CVS Health and Microsoft Link Up to Speed Healthcare’s Digital Shift on Retail’s Frontlines

CVS Health

Connected healthcare keeps making new connections as firms from different parts of the business world join forces to drive greater digital transformation for millions of consumers.

New evidence of the gathering trend comes from CVS Health and Microsoft, which on Thursday (Dec. 2) jointly announced an initiative combining Microsoft’s Azure cloud computing platform with deep CVS data to create personalized care options for 100 million CVS shoppers.

In a statement, CVS Health Chief Information Officer Roshan Navagamuwa said, “We are rapidly transforming into a consumer-centric, integrated health solutions company, taking a digital-first, technology forward approach to all that we do. Business services at this scale requires a new level of partnership. Our collaboration with Microsoft will accelerate this work and empower our employees to provide quality care that is more personal and affordable.”

Coupling cloud agility with the wealth of consumer healthcare and pharmacy data from CVS Health are critical to providing “omnichannel pharmacy capabilities and [delivering] customized health recommendations when and where consumers need them,” the statement said.

As part of the effort, “CVS Health will also scale up retail loyalty and personalization programs that use advanced Machine Learning models” now running on Microsoft Azure.

With patients acting more like paying customers after COVID, retail chains including CVS and Walmart have a lot to gain by positioning themselves as digital-first healthcare providers.

According to The Access Channel: How Healthcare Financing Keeps Patients Engaged, a PYMNTS report with research sponsored by CareCredit, “many consumers want healthcare providers to improve their customer experiences in tangible ways.

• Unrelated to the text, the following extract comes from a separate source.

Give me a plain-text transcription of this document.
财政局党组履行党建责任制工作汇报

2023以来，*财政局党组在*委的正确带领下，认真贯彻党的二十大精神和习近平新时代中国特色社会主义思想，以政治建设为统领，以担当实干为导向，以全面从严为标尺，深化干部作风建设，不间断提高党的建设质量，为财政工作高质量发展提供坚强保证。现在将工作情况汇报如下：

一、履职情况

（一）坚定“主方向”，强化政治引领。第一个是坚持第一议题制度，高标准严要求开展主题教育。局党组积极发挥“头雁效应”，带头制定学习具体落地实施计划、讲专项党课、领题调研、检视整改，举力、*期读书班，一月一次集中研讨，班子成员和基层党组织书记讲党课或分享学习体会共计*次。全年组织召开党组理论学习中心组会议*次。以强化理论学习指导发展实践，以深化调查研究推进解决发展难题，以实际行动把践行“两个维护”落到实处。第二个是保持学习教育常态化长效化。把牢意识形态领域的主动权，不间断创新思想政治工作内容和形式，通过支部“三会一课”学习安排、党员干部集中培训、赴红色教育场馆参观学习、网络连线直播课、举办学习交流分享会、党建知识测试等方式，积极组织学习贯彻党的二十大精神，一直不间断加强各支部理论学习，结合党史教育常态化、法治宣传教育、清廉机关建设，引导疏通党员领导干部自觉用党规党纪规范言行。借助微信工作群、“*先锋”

They now want healthcare providers to offer digital tools that make it easier for them to pay for healthcare services.”

Get the study: The Access Channel: How Healthcare Financing Keeps Patients Engaged

Omnichannel ‘Omnicare’

The omnichannel healthcare model — sometimes referred to as “omnicare” — is catching on from physicians to pharmacies, as operations like CVS Health and rival Walmart Health innovate with national networks of in-person clinics, telehealth platforms and pharmacy benefits management in ways that traditional medical practices may find difficult to compete with.

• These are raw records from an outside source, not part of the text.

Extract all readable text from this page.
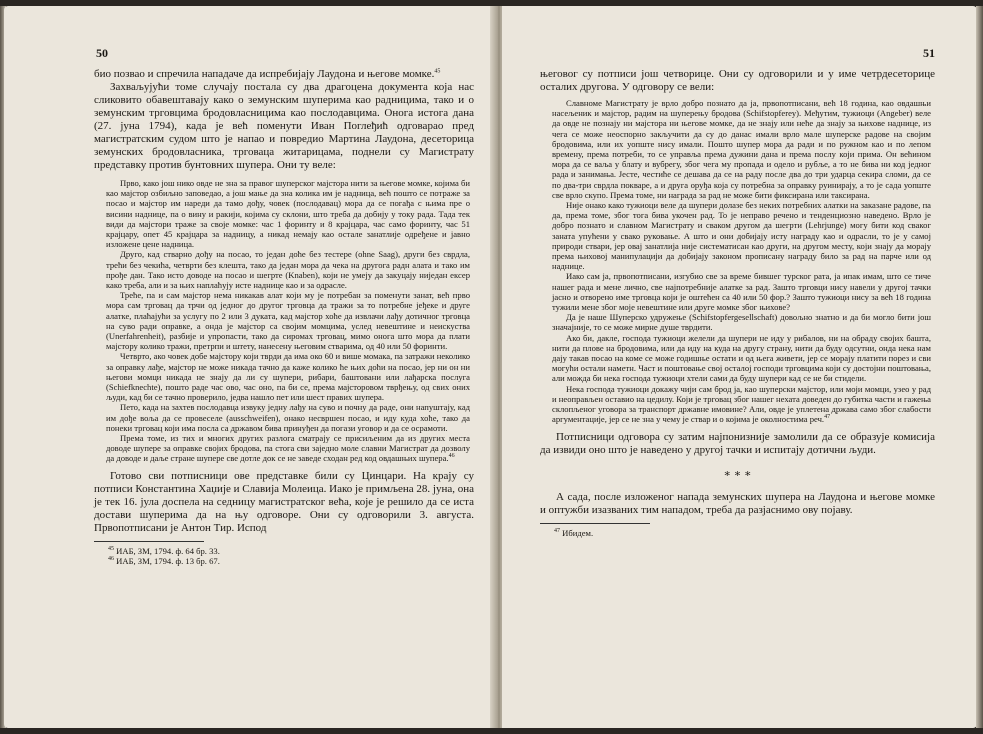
50

био позвао и спречила нападаче да испребијају Лаудона и његове момке.$^{45}$

Захваљујући томе случају постала су два драгоцена документа која нас сликовито обавештавају како о земунским шуперима као радницима, тако и о земунским трговцима бродовласницима као послодавцима. Онога истога дана (27. јуна 1794), када је већ поменути Иван Поглеђић одговарао пред магистратским судом што је напао и повредио Мартина Лаудона, десеторица земунских бродовласника, трговаца житарицама, поднели су Магистрату представку против бунтовних шупера. Они ту веле:

Прво, како још нико овде не зна за правог шуперског мајстора нити за његове момке, којима би као мајстор озбиљно заповедао, а још мање да зна колика им је надница, већ пошто се потраже за посао и мајстор им нареди да тамо дођу, човек (послодавац) мора да се погађа с њима пре о висини наднице, па о вину и ракији, којима су склони, што треба да добију у току рада. Тада тек види да мајстори траже за своје момке: час 1 форинту и 8 крајцара, час само форинту, час 51 крајцару, опет 45 крајцара за надницу, а никад немају као остале занатлије одређене и јавно изложене цене надница.

Друго, кад стварно дођу на посао, то један доће без тестере (ohne Saag), други без сврдла, трећи без чекића, четврти без клешта, тако да један мора да чека на другога радн алата и тако им прође дан. Тако исто доводе на посао и шегрте (Knaben), који не умеју да закуцају ниједан ексер како треба, али и за њих наплаћују исте наднице као и за одрасле.

Треће, па и сам мајстор нема никакав алат који му је потребан за поменути занат, већ прво мора сам трговац да трчи од једног до другог трговца да тражи за то потребне јеђеке и друге алатке, плаћајући за услугу по 2 или 3 дуката, кад мајстор хоће да извлачи лађу дотичног трговца на суво ради оправке, а онда је мајстор са својим момцима, услед невештине и неискуства (Unerfahrenheit), разбије и упропасти, тако да сиромах трговац, мимо онога што мора да плати мајстору колико тражи, претрпи и штету, нанесену његовим стварима, од 40 или 50 форинти.

Четврто, ако човек добе мајстору који тврди да има око 60 и више момака, па затражи неколико за оправку лађе, мајстор не може никада тачно да каже колико ће њих доћи на посао, јер ни он ни његови момци никада не знају да ли су шупери, рибари, баштовани или лађарска послуга (Schiefknechte), пошто раде час ово, час оно, па би се, према мајсторовом тврђењу, од свих оних људи, кад би се тачно проверило, једва нашло пет или шест правих шупера.

Пето, када на захтев послодавца извуку једну лађу на суво и почну да раде, они напуштају, кад им дође воља да се провеселе (ausschweifen), онако несвршен посао, и иду куда хоће, тако да понеки трговац који има посла са државом бива принуђен да погази уговор и да се осрамоти.

Према томе, из тих и многих других разлога сматрају се присиљеним да из других места доводе шупере за оправке својих бродова, па стога сви заједно моле славни Магистрат да дозволу да доводе и даље стране шупере све дотле док се не заведе сходан ред код овдашњих шупера.$^{46}$

Готово сви потписници ове представке били су Цинцари. На крају су потписи Константина Хаџије и Славија Молеица. Иако је примљена 28. јуна, она је тек 16. јула доспела на седницу магистратског већа, које је решило да се иста достави шуперима да на њу одговоре. Они су одговорили 3. августа. Првопотписани је Антон Тир. Испод

$^{45}$ ИАБ, ЗМ, 1794. ф. 64 бр. 33.
$^{46}$ ИАБ, ЗМ, 1794. ф. 13 бр. 67.
51

његовог су потписи још четворице. Они су одговорили и у име четрдесеторице осталих другова. У одговору се вели:

Славноме Магистрату је врло добро познато да ја, првопотписани, већ 18 година, као овдашњи насељеник и мајстор, радим на шуперењу бродова (Schifstopferey). Међутим, тужиоци (Angeber) веле да овде не познају ни мајстора ни његове момке, да не знају или неће да знају за њихове наднице, из чега се може неоспорно закључити да су до данас имали врло мале шуперске радове на својим бродовима, или их уопште нису имали. Пошто шупер мора да ради и по ружном као и по лепом времену, према потреби, то се управља према дужини дана и према послу који прима. Он већином мора да се ваља у блату и вубрегу, због чега му пропада и одело и рубље, а то не бива ни код једног рада и занимања. Јесте, честиће се дешава да се на раду после два до три ударца секира сломи, да се по два-три сврдла покваре, а и друга оруђа која су потребна за оправку руинирају, а то је сада уопште све врло скупо. Према томе, ни награда за рад не може бити фиксирана или таксирана.

Није онако како тужиоци веле да шупери долазе без неких потребних алатки на заказане радове, па да, према томе, због тога бива укочен рад. То је неправо речено и тенденциозно наведено. Врло је добро познато и славном Магистрату и сваком другом да шегрти (Lehrjunge) могу бити код сваког заната упућени у свако руковање. А што и они добијају исту награду као и одрасли, то је у самој природи ствари, јер овај занатлија није систематисан као други, на другом месту, који знају да морају према њиховој манипулацији да добијају законом прописану награду било за рад на парче или од наднице.

Иако сам ја, првопотписани, изгубио све за време бившег турског рата, ја ипак имам, што се тиче нашег рада и мене лично, све најпотребније алатке за рад. Зашто трговци нису навели у другој тачки јасно и отворено име трговца који је оштећен са 40 или 50 фор.? Зашто тужиоци нису за већ 18 година тужили мене због моје невештине или друге момке због њихове?

Да је наше Шуперско удружење (Schifstopfergesellschaft) довољно знатно и да би могло бити још значајније, то се може мирне душе тврдити.

Ако би, дакле, господа тужиоци желели да шупери не иду у рибалов, ни на обраду својих башта, нити да плове на бродовима, или да иду на куда на другу страну, нити да буду одсутни, онда нека нам дају такав посао на коме се може годишње остати и од њега живети, јер се морају платити порез и сви могући остали наметн. Част и поштовање свој осталој господи трговцима који су достојни поштовања, али можда би нека господа тужиоци хтели сами да буду шупери кад се не би стидели.

Нека господа тужиоци докажу чији сам брод ја, као шуперски мајстор, или моји момци, узео у рад и неоправљен оставио на цедилу. Који је трговац због нашег нехата доведен до губитка части и гажења склопљеног уговора за транспорт државне имовине? Али, овде је уплетена држава само због слабости аргументације, јер се не зна у чему је ствар и о којима је околностима реч.$^{47}$

Потписници одговора су затим најпонизније замолили да се образује комисија да извиди оно што је наведено у другој тачки и испитају дотични људи.

∗ ∗ ∗

А сада, после изложеног напада земунских шупера на Лаудона и његове момке и оптужби изазваних тим нападом, треба да разјаснимо ову појаву.

$^{47}$ Ибидем.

Customer/patient experience is crucial to the success of relatively new healthcare offerings springing from major pharmacy chains which already have a significant healthcare footprint.

“In addition to creating a more personalized and seamless experience for consumers, data science will also be used to improve access to care and health outcomes,” per the statement.

CVS Health is already using Azure for automation in cognitive services like Computer Vision and Text Analytics for Health. It will also use the Microsoft Teams video collaboration platform.

CVS Health has digitized intake using these services — including the 40% of prescriptions that arrive as paper or fax — helping technicians fill prescriptions faster and easier than previous methods. Microsoft will continue to expand and partner with CVS Health to reimagine and simplify processes, as part of CVS Health’s technology-driven digitalization program.

Commenting on the five-year partnership, CVS Health President and CEO Karen Lynch told Forbes, “It’s really about that mobility about having your health information available at your fingertips and allowing us as a company to be a part of your digital health.”

Microsoft Chairman and CEO Satya Nadella added that it is “not about the technology we bring” in itself, but rather the “technology (Microsoft) brings to help CVS build their own technology.” 

Walmart Health has made similar moves in the nascent “omnicare” space.

Speaking with Karen Webster, Bill Goodwin, CEO of telehealth platform MeMD acquired by Walmart Health in May, said the company is “focused towards omnichannel delivery. We want to bring the care to people in the way they want to consume it in a way that they can afford it.”